Zier felt it was over him to reply, to decide just now. It was all he could do to nod vigorously, to absorb the ghost of the warmth he had never received from his brother's clammy, shrunken chest. True to his word, Coris simply smoothed his hair in understanding.

"We won't force you to undergo the surgery, Zier. At least until the risk is negligible. You're not a coward for fearing it. Anyone would have been afraid. I would have been afraid."

This time, there was the tremors of a suppressed shiver in his voice. It convinced Zier that this wasn't him feigning empathy simply as a ploy to gain his trust, as he often did.

Yet, even as he was both relieved and grateful, he also felt he didn't deserve it. Yet again, Coris was abandoning the quickest route to justice and freedom for Greeneyes, because of Zier's selfish desire to stay alive. Prioritizing his brother's cowardice over the predicament of the woman he loved and her kind.

Zier couldn't help sneaking a glance over Coris's shoulder at the thought. To his horror, he found himself staring straight into a familiar pair of glowing green eyes (though, to be frank, it would have been a more worrisome matter had she somehow remained asleep through it all). A sudden thump followed by rigorous rustling of fabric from the foot of the bed implied Simon wasn't that heavy a sleeper as well.

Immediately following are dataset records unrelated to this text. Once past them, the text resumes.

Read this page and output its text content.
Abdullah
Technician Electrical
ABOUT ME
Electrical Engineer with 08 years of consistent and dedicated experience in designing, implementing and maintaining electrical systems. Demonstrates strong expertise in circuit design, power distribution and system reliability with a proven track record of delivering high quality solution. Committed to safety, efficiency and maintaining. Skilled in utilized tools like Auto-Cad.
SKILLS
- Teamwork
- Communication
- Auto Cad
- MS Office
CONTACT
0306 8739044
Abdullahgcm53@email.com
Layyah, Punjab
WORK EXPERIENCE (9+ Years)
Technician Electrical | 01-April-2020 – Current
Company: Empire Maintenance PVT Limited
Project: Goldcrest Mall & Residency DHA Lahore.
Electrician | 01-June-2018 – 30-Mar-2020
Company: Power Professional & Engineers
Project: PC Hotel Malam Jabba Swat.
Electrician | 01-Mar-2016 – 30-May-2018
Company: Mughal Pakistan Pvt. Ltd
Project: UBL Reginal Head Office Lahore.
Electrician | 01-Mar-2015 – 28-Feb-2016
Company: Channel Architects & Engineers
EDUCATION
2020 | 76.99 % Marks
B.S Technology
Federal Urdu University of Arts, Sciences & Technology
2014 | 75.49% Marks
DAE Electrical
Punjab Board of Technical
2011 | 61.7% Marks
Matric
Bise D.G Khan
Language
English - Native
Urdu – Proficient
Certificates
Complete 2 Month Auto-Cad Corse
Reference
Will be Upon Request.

Meya sat up, her silhouette backlit by the crackling fire in the hearth. Zier pulled away from the nonplussed Coris, and motioned for him to turn around.

Burnished silver and blazing emerald entwined in a silent, excruciating battle of wills, before Coris broke away and gingerly took his Lady's hand, his shivering words a reassurance to Zier as much as a plea for Meya's sympathy.

"We still have time. We still have much left to discover. We will find another way."

After a long, suffocating moment, Meya clasped Coris's hand in return, and the Hadrian brothers breathed once again. She remained wordless, however. Her downcast face draped in shadow, and her lips a grim line of cold fury, she withdrew her hand and turned her back on them, then slid soundlessly off the bed. She traipsed towards the side-door then disappeared behind it, for once actively seeking the company of trustworthy fellow women over the secretive brothers of Hadrian.

Meya may be magnanimous when it came to the fate of her kind, but convincing her to forgive Coris for his latest betrayal of her trust would not be as simple.